Once the larvae enter the ocular milieu, the host response depends on multiple factors. Most patients seek help immediately due to sudden and severe irritation and foreign body sensation, as in the cases encountered at our centre. Similar findings have also been reported by Majumder et al. [9], Singh et al. [14], Sharma et al. [15], among other authors. A series of 10 cases were reported by Sucilathangam et al. in 2013 from Tamil Nadu, India [13]. All patients were farmers by occupation and had close contact with sheep and goats. In contrast, none of our patients had any close contact with livestock or farms.

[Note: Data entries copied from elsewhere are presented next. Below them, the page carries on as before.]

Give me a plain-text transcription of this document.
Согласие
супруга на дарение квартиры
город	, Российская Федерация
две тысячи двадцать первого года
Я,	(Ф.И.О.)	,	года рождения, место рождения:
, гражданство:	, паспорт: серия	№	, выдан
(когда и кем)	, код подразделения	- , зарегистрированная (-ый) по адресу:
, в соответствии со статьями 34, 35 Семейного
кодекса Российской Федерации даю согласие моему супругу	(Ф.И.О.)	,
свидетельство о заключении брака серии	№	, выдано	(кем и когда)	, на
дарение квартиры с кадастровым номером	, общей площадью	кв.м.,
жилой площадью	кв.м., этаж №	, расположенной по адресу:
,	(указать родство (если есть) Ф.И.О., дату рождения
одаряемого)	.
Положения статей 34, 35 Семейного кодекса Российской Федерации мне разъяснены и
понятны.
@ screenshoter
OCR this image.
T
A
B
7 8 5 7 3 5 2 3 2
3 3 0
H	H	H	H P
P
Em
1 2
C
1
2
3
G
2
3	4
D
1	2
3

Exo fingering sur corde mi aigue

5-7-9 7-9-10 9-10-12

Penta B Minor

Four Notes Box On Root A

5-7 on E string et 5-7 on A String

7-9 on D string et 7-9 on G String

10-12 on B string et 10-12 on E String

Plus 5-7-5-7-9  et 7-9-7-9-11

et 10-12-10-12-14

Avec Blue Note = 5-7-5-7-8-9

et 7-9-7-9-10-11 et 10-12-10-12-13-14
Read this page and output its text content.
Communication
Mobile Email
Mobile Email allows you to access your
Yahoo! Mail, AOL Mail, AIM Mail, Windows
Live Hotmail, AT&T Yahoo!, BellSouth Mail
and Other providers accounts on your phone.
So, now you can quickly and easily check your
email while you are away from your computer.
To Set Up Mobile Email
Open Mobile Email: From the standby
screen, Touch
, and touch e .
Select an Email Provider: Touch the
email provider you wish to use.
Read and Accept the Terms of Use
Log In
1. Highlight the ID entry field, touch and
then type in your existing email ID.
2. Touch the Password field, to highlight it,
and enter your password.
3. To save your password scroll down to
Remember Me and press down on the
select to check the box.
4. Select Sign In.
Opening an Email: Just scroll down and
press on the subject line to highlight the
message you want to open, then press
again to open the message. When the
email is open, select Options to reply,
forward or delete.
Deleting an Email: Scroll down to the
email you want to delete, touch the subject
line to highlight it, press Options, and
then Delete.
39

There have also been case reports of Oestrous ovis larvae causing periorbital myiasis and ophthalmomyisis interna, although these are relatively much rarer. Parikh et al. reported a case of bilateral ophthalmomyiasis interna caused by Oestrous ovis, with the larvae involving the posterior segment of the eye [7]. Another case of first instars of Oestrous ovis infesting basal cell carcinoma in the periocular region was reported by Sardesai et al. in 2014 from Maharashtra, India [20].
Most cases of external ophthalmomyiasis recover well without any long-term sequelae. In a case report by Kumar et al. in Puducherry, India, in 2013, the patient had persistent symptoms despite removing larvae and topical steroid-antibiotic, which subsided on the administration of oral ivermectin 12 mg single dose [10]. Since external ophthalmomyiasis presents with irritation, discharge, and a foreign body sensation along with conjunctival inflammation, it may easily be mistaken for mucopurulent conjunctivitis; hence a high index of suspicion is warranted. Once the diagnosis is made, it is crucial to carefully remove all larvae in totality, as any remnants of larvae left behind may incite an intense inflammatory reaction. It is also essential to prescribe an adequate dosage of topical antibiotics to prevent secondary infection, as well as topical lubricants to alleviate irritation and soothe the ocular surface.